A review by richaudayana
Damned by Chuck Palahniuk

2.0

The best thing – usually – about reading Chuck Palahniuk is that brief insight he offers you into his chaotic, hyper-imaginative brain. Survivor, Fight Club, Choke and Lullaby, among others, felt like good books because I was a little altered by the time I finished reading them. Of course, this is the selfish reader in me talking. I might be able to appreciate the literary tone, etc, of a book as an entirely separate manner; I just don’t know what to do after I’ve finished reading a well-written volume that just doesn’t... do anything for me.

(Sort of what Audrey Niffeneger’s ‘Her fearful symmetry’ does to you after you consume it greedily in the hopes of finding something as beautiful as ‘The time-traveller’s wife’)

‘Damned’ starts off disappointingly.

The protagonist, Madison, all of 13 years of age, feels unreal, plastic, too-verbose-to-be-true (even in a first-person account book, yes). Right at the beginning, she finds herself in hell. And it’s an interesting hell, incorporative of many historical civilisations’ demons and mythologies. And so we run along with Japanese demons of storms, Macedonian demons, Egyptian ones, and so forth.

Maddy, as we’ll call her, begins each chapter with a little note to Satan, seeking him out, before launching into her enterprising adventures in hell and giving us a brief look into her disgustingly affluent and disturbing brief life as a living girl.

Palahniuk stays true to form throughout: mocking and dismissive of material wealth, challenging sexual boundaries and interestingly, weaving in a certain amount of metaphor into the book. Even if he doesn’t, the patterns are amusing as towards the end, hell emerges as a long-ignored, man-made catastrophe-struck landscape – an almost-futuristic world drowning in discarded semen, sweat and tears, candy, mucosa, nail clippings and aborted, half-formed foetuses.
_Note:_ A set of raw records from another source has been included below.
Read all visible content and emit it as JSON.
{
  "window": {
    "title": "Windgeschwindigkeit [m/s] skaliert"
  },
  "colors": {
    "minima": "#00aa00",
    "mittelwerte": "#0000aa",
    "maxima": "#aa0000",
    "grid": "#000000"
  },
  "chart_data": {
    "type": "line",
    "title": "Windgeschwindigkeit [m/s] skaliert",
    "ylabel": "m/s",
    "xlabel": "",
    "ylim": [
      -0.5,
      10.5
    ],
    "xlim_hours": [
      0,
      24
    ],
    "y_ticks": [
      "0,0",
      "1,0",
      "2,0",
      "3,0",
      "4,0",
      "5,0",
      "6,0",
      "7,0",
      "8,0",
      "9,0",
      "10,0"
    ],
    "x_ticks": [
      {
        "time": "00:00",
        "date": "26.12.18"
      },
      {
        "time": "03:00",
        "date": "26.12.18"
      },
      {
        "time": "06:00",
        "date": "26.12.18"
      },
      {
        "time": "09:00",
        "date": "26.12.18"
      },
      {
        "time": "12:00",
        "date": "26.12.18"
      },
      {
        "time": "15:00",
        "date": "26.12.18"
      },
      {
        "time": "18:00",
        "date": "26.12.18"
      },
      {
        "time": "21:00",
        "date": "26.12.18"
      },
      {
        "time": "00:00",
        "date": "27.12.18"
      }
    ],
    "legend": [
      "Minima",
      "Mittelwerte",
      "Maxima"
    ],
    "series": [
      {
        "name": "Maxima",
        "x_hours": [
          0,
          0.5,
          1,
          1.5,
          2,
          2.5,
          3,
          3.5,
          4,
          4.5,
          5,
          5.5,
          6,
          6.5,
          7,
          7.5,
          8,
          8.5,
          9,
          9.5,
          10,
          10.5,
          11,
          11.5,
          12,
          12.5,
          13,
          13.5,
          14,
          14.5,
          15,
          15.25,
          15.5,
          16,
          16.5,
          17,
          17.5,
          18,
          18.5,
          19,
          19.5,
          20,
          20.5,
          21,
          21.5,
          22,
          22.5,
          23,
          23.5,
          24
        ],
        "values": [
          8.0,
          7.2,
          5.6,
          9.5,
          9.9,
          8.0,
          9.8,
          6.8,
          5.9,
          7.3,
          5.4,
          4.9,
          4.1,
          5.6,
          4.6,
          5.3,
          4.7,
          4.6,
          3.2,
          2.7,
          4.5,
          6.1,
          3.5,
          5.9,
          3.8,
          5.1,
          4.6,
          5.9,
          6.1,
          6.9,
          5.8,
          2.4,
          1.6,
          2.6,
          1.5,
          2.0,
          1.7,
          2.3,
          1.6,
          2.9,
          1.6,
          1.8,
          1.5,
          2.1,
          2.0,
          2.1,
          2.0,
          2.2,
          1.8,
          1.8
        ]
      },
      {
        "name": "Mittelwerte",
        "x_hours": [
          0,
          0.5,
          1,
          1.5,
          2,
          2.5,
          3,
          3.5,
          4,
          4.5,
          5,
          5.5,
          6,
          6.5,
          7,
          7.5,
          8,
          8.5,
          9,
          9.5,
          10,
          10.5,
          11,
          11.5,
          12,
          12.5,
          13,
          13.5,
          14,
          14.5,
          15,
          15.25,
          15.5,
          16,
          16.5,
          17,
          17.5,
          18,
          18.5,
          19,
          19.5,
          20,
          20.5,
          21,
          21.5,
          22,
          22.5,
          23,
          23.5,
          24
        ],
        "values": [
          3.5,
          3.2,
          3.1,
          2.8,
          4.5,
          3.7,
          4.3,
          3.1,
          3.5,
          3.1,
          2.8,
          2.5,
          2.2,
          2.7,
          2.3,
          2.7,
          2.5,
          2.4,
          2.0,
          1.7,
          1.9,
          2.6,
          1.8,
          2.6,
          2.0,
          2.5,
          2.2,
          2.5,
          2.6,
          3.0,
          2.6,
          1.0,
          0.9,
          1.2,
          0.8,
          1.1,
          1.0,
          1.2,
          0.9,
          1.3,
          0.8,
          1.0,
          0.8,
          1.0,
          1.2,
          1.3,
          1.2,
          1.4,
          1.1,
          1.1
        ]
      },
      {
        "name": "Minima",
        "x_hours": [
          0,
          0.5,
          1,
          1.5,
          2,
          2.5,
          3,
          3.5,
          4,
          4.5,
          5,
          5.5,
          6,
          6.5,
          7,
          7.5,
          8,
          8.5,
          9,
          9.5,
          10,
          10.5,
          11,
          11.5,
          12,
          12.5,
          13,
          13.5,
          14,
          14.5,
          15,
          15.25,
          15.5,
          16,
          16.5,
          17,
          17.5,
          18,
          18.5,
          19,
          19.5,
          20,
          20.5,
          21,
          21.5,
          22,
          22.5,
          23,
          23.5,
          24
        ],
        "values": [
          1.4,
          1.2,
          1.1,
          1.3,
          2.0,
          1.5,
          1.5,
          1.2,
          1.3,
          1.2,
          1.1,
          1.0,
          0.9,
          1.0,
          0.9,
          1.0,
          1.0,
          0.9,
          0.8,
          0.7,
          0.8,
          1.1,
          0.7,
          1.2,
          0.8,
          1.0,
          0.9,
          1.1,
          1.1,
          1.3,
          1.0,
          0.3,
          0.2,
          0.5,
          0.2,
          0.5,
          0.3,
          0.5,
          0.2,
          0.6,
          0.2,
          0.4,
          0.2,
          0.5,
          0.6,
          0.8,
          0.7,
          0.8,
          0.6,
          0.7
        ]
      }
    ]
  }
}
A good part of the book is dedicated to creating this parallel and he builds it with descriptions of men and women reduced to shadows of themselves, in despair because of where they are, of the stink and presence of human excreta every which way, of bureaucracy and red-tapism even in the corridors of power in hell. He derides ‘environmentalists’ and do-gooders, he mocks the people one would ordinarily adulate, celebrities and God, and he does this in crisp, beautiful writing.

But that’s where the good things end.

The story does improve slightly before the mid-way mark with what I’ll call classic Palahniuk-isms – a daemon goddess orgasming in the middle of chomping off a teen’s head (not due to the chomping, I should add. But no more spoilers), the re-death (?) of Hitler and several other tyrants across history who have been languishing in hell so far, and a rather fine collection of scatological incidents. Maddy’s character makes several attempts at being richer, deeper and more interesting. And fails.

Predictably, ‘Damned’ ends with a whimper and promise which made me sadder than having read it: to be continued.

PS. I think the sequel is called Doomed. I’m not sure how I feel about that just yet.